Bouazizi, 26 tahun, tidak memiliki gelar sarjana, yang hanya bisa ia capai hanya tingkat "Baccalaureat" yang secara kasar setara dengan sekolah tinggi. Dia, bagaimanapun, lebih beruntung daripada kebanyakan orang yang setidaknya ia masih bisa meraih penghasilan dari menjual sayuran, pekerjaan yang dia lakoni selama tujuh tahun.
Tetapi pada tanggal 17 Desember mata pencahariannya terancam ketika polisi menyita gerobak sayur dan barangnya engan mengatakan bahwa ia berjualan tanpa izin. Itu bukan pertama kalinya itu terjadi, tetapi itu akan menjadi yang terakhir.
Tidak puas dengan menerima denda 10 dinar Tunisia, ia mencoba untuk membayar sekitar 7 dolar (setara dengan penghasilannya sehari jika lagi beruntung), polisi diduga menampar pemuda kurus ini, meludah di wajahnya dan menghina ayahnya yang telah meninggal.
Dihina dan merasa kesal, Bouazizi, yang mencari nafkah untuk keluarganya yang berjumlah delapan, pergi ke markas provinsi, berharap untuk mengeluh kepada pejabat pemerintah daerah setempat, tapi mereka menolak untuk bertemu dengannya.
Pada pukul 11: 30 am, kurang dari satu jam setelah konfrontasi dengan polisi dan tanpa memberitahu keluarganya, Bouazizi kembali ke gedung putih elegan dua lantai dengan kerai biru melengkung tersebut, menuangkan bahan bakar di atas dirinya sendiri dan membakar diri.
Dia tidak langsung mati namun sempat menjalami perawatan di rumah sakit hingga 4 Januari. Ada begitu banyak kemarahan atas penderitaannya bahkan Presiden Zine El Abidine Ben Ali, sang diktator, sempat mengunjungi Bouazizi pada 28 Desember untuk mencoba meredam kemarahan rakyat. Tapi protes tidak dapat ditekan dan pada 14 Januari, hanya 10 hari setelah Bouazizi meninggal, pemerintahan 23 tahun Ben Ali di Tunisia telah berakhir.

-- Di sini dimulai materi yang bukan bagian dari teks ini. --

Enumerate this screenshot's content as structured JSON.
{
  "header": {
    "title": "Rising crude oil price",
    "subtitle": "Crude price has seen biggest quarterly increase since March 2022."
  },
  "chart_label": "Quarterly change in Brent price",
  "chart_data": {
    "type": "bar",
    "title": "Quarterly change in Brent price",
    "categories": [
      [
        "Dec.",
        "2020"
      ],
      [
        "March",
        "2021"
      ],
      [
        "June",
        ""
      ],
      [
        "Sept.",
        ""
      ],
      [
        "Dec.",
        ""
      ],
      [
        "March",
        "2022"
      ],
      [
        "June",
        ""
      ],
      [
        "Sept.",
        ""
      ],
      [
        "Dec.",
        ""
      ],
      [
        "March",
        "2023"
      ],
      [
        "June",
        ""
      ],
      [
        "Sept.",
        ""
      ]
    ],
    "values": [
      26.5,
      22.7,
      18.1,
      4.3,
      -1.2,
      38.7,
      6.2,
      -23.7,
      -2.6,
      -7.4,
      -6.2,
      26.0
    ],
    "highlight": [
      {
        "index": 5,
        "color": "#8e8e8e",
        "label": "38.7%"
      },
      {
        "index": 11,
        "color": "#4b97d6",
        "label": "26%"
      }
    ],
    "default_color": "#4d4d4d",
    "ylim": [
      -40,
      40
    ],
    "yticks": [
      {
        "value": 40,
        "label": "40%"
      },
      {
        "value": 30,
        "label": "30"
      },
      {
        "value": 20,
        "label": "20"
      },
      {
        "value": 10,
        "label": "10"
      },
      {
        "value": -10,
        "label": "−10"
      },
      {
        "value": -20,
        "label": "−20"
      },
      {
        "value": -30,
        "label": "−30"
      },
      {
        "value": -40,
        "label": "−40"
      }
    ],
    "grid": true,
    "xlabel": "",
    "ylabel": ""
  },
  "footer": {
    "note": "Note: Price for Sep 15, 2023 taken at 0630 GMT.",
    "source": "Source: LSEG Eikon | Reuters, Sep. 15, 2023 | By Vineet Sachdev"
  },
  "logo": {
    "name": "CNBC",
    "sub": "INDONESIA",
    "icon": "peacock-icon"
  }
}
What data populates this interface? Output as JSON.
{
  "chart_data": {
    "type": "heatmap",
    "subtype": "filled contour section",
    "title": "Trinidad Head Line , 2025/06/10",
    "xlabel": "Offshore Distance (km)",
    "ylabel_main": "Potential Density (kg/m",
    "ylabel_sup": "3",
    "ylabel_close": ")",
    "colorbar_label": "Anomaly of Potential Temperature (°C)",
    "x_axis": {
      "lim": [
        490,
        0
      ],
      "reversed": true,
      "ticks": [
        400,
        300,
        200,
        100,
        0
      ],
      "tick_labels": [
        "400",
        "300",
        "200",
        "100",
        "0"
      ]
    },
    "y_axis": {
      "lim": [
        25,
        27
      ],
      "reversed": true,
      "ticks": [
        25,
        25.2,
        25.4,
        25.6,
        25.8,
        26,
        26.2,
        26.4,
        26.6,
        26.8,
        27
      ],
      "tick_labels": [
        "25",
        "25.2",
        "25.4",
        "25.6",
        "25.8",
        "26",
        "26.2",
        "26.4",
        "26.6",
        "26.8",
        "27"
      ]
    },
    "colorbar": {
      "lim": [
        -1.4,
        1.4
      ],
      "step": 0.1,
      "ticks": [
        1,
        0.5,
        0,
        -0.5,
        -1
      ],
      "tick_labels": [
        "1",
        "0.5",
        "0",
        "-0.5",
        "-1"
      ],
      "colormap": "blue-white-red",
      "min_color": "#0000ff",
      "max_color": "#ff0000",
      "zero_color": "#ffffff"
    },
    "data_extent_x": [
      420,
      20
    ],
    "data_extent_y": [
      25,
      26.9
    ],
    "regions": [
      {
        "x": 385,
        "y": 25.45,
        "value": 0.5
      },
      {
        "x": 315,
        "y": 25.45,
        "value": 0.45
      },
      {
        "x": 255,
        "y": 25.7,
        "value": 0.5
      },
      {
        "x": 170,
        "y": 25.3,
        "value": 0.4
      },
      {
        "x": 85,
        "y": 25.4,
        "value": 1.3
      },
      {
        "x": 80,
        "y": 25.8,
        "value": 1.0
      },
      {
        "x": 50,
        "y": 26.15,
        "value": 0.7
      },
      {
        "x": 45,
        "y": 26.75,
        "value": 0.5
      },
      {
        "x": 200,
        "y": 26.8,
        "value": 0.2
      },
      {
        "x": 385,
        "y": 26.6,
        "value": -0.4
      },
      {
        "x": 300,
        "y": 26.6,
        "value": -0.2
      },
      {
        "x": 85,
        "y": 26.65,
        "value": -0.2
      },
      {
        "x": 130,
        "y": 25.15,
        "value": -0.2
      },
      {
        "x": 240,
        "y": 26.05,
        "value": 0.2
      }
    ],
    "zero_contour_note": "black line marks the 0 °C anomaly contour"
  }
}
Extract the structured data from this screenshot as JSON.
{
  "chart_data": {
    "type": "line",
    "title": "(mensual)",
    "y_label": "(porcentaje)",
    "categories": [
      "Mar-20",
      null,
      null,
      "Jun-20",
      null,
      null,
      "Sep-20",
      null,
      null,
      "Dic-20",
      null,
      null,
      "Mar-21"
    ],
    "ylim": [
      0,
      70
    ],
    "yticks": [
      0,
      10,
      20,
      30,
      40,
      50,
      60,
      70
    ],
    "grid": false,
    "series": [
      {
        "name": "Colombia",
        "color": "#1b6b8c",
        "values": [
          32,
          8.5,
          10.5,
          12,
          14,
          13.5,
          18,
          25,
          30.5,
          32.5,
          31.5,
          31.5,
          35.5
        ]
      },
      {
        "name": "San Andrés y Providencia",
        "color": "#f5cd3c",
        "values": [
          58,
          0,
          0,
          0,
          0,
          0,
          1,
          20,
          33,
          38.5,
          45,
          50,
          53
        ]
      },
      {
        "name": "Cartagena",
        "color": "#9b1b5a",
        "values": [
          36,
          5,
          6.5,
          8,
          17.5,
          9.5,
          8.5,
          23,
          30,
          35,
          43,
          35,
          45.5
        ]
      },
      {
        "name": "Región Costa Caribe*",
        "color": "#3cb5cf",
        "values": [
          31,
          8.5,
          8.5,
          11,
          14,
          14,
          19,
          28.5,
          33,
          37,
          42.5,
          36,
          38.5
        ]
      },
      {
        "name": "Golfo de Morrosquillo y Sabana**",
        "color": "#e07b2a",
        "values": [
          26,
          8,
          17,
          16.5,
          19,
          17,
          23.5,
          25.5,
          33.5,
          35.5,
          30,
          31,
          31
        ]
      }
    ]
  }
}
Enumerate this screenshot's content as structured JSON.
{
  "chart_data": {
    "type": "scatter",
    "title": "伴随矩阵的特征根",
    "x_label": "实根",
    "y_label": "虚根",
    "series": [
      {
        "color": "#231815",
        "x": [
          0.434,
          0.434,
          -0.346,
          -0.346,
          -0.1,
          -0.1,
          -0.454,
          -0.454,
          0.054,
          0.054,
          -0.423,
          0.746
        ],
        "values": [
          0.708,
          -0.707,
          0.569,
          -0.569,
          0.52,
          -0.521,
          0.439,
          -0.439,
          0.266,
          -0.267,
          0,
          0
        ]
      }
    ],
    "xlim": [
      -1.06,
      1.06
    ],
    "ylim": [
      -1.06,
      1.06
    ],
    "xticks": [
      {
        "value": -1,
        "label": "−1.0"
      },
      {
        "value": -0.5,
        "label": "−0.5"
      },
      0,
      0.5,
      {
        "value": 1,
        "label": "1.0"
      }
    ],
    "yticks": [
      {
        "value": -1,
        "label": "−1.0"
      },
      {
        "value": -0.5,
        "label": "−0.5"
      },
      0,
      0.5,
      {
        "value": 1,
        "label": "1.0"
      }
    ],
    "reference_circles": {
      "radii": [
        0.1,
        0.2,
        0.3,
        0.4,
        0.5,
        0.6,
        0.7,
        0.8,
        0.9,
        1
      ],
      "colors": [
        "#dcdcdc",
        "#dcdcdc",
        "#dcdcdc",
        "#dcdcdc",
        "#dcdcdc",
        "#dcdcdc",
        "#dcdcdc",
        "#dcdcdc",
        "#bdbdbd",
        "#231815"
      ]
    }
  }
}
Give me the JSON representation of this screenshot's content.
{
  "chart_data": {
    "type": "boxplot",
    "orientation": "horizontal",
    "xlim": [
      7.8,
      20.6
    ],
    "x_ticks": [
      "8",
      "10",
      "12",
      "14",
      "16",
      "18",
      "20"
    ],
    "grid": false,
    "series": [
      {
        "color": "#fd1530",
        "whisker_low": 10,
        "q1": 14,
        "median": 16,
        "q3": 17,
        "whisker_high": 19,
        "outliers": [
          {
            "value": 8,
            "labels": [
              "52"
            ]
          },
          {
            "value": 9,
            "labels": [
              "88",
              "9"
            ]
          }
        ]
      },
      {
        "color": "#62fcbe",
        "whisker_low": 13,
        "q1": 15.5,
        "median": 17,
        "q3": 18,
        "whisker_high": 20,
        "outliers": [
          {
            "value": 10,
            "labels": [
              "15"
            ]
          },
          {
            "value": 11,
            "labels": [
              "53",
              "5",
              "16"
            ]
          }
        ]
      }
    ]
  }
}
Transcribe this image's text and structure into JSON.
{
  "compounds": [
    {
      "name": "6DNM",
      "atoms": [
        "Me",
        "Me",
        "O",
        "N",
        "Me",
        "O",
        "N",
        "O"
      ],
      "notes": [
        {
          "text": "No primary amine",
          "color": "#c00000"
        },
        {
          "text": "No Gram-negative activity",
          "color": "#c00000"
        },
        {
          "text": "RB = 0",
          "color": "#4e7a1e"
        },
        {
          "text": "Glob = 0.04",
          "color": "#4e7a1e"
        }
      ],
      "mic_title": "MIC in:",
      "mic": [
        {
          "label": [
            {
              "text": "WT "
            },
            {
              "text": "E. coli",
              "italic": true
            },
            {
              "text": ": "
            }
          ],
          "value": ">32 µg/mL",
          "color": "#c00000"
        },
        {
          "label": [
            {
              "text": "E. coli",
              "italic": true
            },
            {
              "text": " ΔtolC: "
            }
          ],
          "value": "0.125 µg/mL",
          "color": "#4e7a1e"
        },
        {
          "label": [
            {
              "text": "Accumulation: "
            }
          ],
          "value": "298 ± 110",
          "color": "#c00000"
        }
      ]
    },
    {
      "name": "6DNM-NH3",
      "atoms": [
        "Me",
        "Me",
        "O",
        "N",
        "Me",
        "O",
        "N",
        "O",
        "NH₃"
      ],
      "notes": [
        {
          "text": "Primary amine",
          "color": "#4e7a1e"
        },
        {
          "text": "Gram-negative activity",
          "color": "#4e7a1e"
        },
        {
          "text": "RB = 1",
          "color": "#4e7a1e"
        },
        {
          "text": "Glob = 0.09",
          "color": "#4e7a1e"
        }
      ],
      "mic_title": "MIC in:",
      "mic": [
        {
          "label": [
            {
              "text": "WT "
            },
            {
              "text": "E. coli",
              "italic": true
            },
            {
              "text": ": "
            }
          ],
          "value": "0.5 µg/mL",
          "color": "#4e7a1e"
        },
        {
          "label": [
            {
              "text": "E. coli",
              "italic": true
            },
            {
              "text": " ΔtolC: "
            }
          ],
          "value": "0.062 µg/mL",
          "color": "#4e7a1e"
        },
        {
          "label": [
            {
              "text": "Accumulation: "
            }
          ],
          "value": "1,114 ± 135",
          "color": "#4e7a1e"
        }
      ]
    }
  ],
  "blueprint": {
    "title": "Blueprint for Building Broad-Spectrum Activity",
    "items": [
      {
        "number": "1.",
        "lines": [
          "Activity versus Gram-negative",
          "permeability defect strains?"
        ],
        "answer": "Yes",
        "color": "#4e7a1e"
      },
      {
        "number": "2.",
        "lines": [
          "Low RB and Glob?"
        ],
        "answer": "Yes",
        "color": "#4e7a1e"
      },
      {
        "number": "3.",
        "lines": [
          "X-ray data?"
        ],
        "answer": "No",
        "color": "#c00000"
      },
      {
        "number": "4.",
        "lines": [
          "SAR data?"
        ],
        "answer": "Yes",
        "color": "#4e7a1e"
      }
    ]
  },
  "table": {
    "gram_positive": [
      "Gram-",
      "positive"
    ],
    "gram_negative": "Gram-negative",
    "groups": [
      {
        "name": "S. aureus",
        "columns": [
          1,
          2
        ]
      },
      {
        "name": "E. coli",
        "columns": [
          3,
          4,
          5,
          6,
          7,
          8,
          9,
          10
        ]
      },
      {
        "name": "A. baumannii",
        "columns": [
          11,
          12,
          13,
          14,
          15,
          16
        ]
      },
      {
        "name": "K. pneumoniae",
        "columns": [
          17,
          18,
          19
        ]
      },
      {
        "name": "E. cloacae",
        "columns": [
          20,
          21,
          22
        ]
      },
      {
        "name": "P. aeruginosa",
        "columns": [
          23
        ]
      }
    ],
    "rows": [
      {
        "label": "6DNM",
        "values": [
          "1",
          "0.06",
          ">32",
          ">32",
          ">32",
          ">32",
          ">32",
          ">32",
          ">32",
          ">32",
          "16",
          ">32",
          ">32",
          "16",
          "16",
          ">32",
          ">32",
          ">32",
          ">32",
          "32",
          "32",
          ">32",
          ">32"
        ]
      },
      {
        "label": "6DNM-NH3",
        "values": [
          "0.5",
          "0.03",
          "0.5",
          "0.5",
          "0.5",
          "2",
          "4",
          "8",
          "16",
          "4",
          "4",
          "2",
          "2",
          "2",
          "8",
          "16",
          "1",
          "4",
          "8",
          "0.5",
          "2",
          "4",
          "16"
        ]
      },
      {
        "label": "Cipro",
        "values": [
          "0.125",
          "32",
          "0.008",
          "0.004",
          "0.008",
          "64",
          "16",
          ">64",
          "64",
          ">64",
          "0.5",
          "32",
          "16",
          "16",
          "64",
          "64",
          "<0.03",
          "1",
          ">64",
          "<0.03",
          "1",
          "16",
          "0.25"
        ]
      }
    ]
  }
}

Meskipun bangga dengan konsekuensi dari aksi bakar diri Bouazizi, keluarganya masih tak terlukiskan rasa sedih mereka. "Muhammad melakukan apa yang dia lakukan demi harga dirinya," kata ibunya, Mannoubia, berdiri di ruang bersama dengan saudaranya Karim, 14 tahun.
Dia menunjuk ke dua kasur busa tipis berwarna hijau zaitun di lantai di mana dua anaknya tidur. Satu-satunya furnitur di ruangan rumahnya adalah sebuah lemari besar. Sambil menangis, ibunya mengeluarkan jaket hitam dan abu-abu, dengan penuh kasih mencengkeram sebelum membenamkan wajahnya di dalamnya. "Baunya dirinya masih terasa," katanya dengan sesunggukan.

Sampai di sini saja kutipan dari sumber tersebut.